Thread: Small query plan change, big performance difference
Greetings,
I have several similar queries that are all suffering from a dramatic slow down after upgrading a RDS instance from 9.3 to 10.3. The query time goes from 28 milliseconds to over 70 seconds I could use some help trying to figure out the problem.
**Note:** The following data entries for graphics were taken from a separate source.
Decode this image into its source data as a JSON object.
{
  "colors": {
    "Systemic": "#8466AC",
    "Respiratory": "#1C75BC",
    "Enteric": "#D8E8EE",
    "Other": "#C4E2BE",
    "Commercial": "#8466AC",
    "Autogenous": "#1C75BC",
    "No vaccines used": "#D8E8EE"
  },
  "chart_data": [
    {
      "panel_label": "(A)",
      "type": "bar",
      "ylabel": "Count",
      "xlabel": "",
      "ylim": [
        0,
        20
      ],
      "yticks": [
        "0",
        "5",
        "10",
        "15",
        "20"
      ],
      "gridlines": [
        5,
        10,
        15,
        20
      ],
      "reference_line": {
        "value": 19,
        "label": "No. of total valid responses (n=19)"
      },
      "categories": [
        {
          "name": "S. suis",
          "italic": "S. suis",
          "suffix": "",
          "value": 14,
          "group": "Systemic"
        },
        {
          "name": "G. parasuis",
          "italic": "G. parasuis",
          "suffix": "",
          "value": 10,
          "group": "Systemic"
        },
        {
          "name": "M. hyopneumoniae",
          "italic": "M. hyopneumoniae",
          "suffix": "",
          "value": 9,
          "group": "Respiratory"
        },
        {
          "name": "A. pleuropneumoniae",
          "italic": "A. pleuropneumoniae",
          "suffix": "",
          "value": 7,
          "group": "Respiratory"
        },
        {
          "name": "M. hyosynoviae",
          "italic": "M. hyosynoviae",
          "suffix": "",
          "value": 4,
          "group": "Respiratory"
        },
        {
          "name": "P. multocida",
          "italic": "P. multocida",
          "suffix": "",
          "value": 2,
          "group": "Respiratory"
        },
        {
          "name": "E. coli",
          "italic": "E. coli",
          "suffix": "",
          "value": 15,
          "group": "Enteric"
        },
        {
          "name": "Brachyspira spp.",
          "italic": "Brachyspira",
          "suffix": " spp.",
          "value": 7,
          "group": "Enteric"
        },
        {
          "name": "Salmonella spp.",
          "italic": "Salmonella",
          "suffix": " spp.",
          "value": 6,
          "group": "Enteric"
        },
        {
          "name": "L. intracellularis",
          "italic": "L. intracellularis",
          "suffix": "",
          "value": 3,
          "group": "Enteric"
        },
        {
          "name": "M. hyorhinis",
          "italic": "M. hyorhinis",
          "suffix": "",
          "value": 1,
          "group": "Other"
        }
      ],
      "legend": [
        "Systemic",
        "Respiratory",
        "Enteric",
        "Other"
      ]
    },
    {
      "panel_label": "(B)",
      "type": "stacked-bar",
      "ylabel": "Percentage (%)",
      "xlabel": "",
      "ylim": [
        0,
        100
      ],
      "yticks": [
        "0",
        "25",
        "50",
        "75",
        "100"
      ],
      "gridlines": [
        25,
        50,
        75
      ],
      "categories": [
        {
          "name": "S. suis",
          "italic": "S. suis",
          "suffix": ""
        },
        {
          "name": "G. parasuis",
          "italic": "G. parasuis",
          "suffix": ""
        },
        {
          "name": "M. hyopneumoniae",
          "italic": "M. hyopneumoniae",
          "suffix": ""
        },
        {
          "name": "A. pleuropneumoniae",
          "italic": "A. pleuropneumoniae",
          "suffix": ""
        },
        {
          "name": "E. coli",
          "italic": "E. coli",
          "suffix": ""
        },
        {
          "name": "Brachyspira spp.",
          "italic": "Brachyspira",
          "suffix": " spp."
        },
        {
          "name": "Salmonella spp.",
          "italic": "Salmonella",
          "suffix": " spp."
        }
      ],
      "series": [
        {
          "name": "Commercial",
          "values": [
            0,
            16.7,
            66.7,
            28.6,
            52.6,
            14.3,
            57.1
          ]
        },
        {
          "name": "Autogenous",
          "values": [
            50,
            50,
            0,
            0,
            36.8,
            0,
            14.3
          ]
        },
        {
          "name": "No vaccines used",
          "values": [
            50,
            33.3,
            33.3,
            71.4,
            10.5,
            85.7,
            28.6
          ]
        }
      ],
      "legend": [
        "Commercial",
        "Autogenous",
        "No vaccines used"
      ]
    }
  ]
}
This is one of the queries:
SELECT
r.rid as id,
r.name,
u._firstlastname as owner
FROM resource_form r
JOIN aw_user u ON (u.rid=r.fk_user)
LEFT JOIN resource_form_user p on (p.fk_form=r.rid)
WHERE r.fk_user=1 or p.fk_user=1
ORDER BY r.name, r.rid
Using Explain analyze, I get this on 10.3 (https://explain.depesz.com/s/pAdC):
+------------------------------------------------------------------------------------------------------------------------------------------------+
| QUERY PLAN |
+------------------------------------------------------------------------------------------------------------------------------------------------+
| Sort (cost=201.35..201.42 rows=27 width=68) (actual time=77590.682..77590.683 rows=8 loops=1) |
| Sort Key: r.name, r.rid |
| Sort Method: quicksort Memory: 25kB |
| -> Nested Loop (cost=127.26..200.71 rows=27 width=68) (actual time=0.519..77590.651 rows=8 loops=1) |
| Join Filter: (r.fk_user = u.rid) |
| Rows Removed by Join Filter: 1052160 |
| -> Index Scan using aw_user_rid_key on aw_user u (cost=0.38..8.39 rows=1 width=840) (actual time=0.023..122.397 rows=131521 loops=1) |
| -> Hash Right Join (cost=126.89..191.84 rows=27 width=40) (actual time=0.004..0.577 rows=8 loops=131521) |
| Hash Cond: (p.fk_form = r.rid) |
| Filter: ((r.fk_user = 1) OR (p.fk_user = 1)) |
| Rows Removed by Filter: 1375 |
| -> Seq Scan on resource_form_user p (cost=0.00..29.90 rows=1990 width=8) (actual time=0.003..0.203 rows=951 loops=131521) |
| -> Hash (cost=93.06..93.06 rows=2706 width=40) (actual time=0.461..0.461 rows=550 loops=1) |
| Buckets: 4096 Batches: 1 Memory Usage: 68kB |
| -> Seq Scan on resource_form r (cost=0.00..93.06 rows=2706 width=40) (actual time=0.005..0.253 rows=550 loops=1) |
| Planning time: 0.322 ms |
| Execution time: 77590.734 ms |
+------------------------------------------------------------------------------------------------------------------------------------------------+
Here is the explain from 9.3 (https://explain.depesz.com/s/rGRf):
+-----------------------------------------------------------------------------------------------------------------------------------------+
| QUERY PLAN |
+-----------------------------------------------------------------------------------------------------------------------------------------+
| Sort (cost=164.49..164.52 rows=10 width=43) (actual time=28.036..28.038 rows=11 loops=1) |
| Sort Key: r.name, r.rid |
| Sort Method: quicksort Memory: 25kB |
| -> Nested Loop (cost=69.23..164.33 rows=10 width=43) (actual time=21.330..27.318 rows=11 loops=1) |
| -> Hash Right Join (cost=68.81..99.92 rows=10 width=33) (actual time=21.283..27.161 rows=11 loops=1) |
| Hash Cond: (p.fk_form = r.rid) |
| Filter: ((r.fk_user = 1) OR (p.fk_user = 1)) |
| Rows Removed by Filter: 1313 |
| -> Seq Scan on resource_form_user p (cost=0.00..14.08 rows=908 width=8) (actual time=1.316..6.346 rows=908 loops=1) |
| -> Hash (cost=62.25..62.25 rows=525 width=33) (actual time=19.927..19.927 rows=527 loops=1) |
| Buckets: 1024 Batches: 1 Memory Usage: 35kB |
| -> Seq Scan on resource_form r (cost=0.00..62.25 rows=525 width=33) (actual time=1.129..19.540 rows=527 loops=1) |
| -> Index Scan using aw_user_rid_key on aw_user u (cost=0.42..6.43 rows=1 width=18) (actual time=0.009..0.009 rows=1 loops=11) |
| Index Cond: (rid = r.fk_user) |
| Total runtime: 28.171 ms |
+-----------------------------------------------------------------------------------------------------------------------------------------+
The plans are very similar, but the results are quite different. In the 10.3 version, I don’t understand why the Hash Right Join is looping through all 131521 user records. Any thoughts?
Thank you,
Michael
Have you run an analyze on all your tables after the upgrade to 10? The estimates are way off.
> Have you run an analyze on all your tables after the upgrade to 10? The estimates are way off. Thank you. I embarrassingly missed that step. That fixed the problem. In the future, if estimates are way off… I’ll runanalyze.